The Super Bowl is the most watched television even in America every year; this one event draws over 100 million viewers across the U.S. every year (NFL.com). Because of the gigantic audience, ad spaces are highly coveted and cost upwards of millions of dollars for a minute and a half of ad space. When companies only have about a minute and a half window to make an impact on the consumer, they have to make the ad as eye catching and effective as possible to have an effect on such a large audience. Many of these ads take a comical approach to get the viewers' attention, some try to compare their product to others to show why their truck can haul two times that of their leading competitor. However some companies, like Axe hair product, appeal to the personal side, and try to show how their product is a part of someone's identity as a human being, which is why Axe has the most effective and persuasive super bowl commercial of 2016.

The ad starts off with the camera on a billboard with a chiseled model and asks the question "come on ...  a six pack?" Which is then answered by the statement "Who needs a six pack when you have the nose?" and the camera pans down to a muscle car with a young man with a large nose and a cute girl in there with him laughing. The narrator then goes on to say "Or a nose, when you got the suit?" and an ambitious looking young man walking swiftly is shown. This cycle of rebuttal then is then repeated for many different types of people. Axe uses this pathos appeal to highlight the things that make people unique and interesting such as the great cross-dressing break-dancer dancer that has "the heels," or like the nerdy kid with the great hair whose "got the brains," or the tough bearded man with kittens who's "got the aweee," so that we can appreciate how axe is a universal product for everyone. Axe finishes the ad on the boy with the nose begging the question "Who needs some other thing, when you've got your thing" which calls the viewer to embrace the thing that made them unique which really appeals to the emotions of the consumer by creating such a connection with their style. The camera changes and pans up from a sink to a shelf full of axe products and calls on the viewer to go work on "your thing," the aspect of your look that makes you unique, and all the different people in the commercial are highlighted showing off their unique hair.

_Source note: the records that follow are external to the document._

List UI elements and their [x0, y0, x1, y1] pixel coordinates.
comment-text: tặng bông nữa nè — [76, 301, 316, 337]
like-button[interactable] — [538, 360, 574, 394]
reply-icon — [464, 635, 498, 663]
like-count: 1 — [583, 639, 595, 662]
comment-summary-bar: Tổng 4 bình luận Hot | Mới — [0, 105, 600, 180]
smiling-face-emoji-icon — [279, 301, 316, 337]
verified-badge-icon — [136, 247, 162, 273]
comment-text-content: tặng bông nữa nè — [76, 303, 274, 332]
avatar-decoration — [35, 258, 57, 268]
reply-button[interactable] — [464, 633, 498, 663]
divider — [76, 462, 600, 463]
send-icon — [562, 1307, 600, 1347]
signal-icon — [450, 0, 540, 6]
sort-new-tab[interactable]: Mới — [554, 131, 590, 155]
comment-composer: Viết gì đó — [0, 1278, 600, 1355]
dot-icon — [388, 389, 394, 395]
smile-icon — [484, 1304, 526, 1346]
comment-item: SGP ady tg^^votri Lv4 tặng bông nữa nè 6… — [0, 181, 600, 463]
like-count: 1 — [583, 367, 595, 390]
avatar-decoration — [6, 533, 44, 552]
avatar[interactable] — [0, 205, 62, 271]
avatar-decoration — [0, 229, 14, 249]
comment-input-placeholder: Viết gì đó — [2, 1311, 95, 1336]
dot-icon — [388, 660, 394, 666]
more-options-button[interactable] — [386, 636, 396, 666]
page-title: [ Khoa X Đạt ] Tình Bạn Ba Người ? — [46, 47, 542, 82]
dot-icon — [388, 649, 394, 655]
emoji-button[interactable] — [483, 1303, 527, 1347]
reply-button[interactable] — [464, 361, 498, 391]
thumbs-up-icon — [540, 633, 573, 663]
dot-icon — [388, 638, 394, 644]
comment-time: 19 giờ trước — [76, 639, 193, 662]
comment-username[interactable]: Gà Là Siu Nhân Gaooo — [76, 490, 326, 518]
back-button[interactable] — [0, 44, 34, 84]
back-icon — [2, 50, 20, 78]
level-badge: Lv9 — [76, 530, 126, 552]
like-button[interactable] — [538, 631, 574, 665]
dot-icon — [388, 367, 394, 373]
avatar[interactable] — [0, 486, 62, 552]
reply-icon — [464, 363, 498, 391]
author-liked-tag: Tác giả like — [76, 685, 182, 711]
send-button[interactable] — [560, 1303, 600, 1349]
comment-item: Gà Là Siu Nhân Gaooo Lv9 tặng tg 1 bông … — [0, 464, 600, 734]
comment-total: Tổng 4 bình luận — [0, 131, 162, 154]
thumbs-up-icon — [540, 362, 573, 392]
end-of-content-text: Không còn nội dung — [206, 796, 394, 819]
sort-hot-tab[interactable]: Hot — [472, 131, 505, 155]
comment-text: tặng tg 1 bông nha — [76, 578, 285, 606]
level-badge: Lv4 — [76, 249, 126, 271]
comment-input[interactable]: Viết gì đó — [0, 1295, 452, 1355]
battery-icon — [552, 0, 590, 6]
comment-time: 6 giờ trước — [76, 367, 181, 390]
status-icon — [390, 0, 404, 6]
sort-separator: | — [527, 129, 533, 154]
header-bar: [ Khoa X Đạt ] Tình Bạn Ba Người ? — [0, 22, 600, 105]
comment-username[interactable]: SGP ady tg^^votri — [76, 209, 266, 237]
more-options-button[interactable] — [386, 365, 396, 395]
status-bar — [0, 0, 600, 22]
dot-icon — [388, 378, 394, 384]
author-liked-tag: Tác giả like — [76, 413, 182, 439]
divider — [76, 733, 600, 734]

Axe does a great job with their pathological argument because they really create a connection with the viewer by encouraging then to me more themselves.

Axe does a good job of appealing to ethos in their commercial as well because they are not trying to tell you how to style yourself. They're simply giving you the tools to be able to do so. The ultimate authority on a person's style and personality is the person himself because nobody can really tell a person how to dress or act. And since you are the best at knowing what makes you unique, you are the person Axe should be highlighting or trying to cater to, which is what they try to do by showing such a diverse type of people and hairstyles in their commercial.

In a conformist world that often tries to tell you that you should have the same phone as all your friends, or have the same, laptop, or jeans, or what have you, it is refreshing to see an ad like Ax's that really highlights the different traits and characteristics that make people different and awesome. Axe does such a great job at selling their product because their pathos appeal convinces you to be more yourself then you already are, by buying their product to create a look that makes you unique from those around you. With a the different styles, cultures, and people represented in the modern U.S. Axe does a great job at convincing you to buy their product by showing how it can help all those different types of people to be more unique and have their own look that reflects them.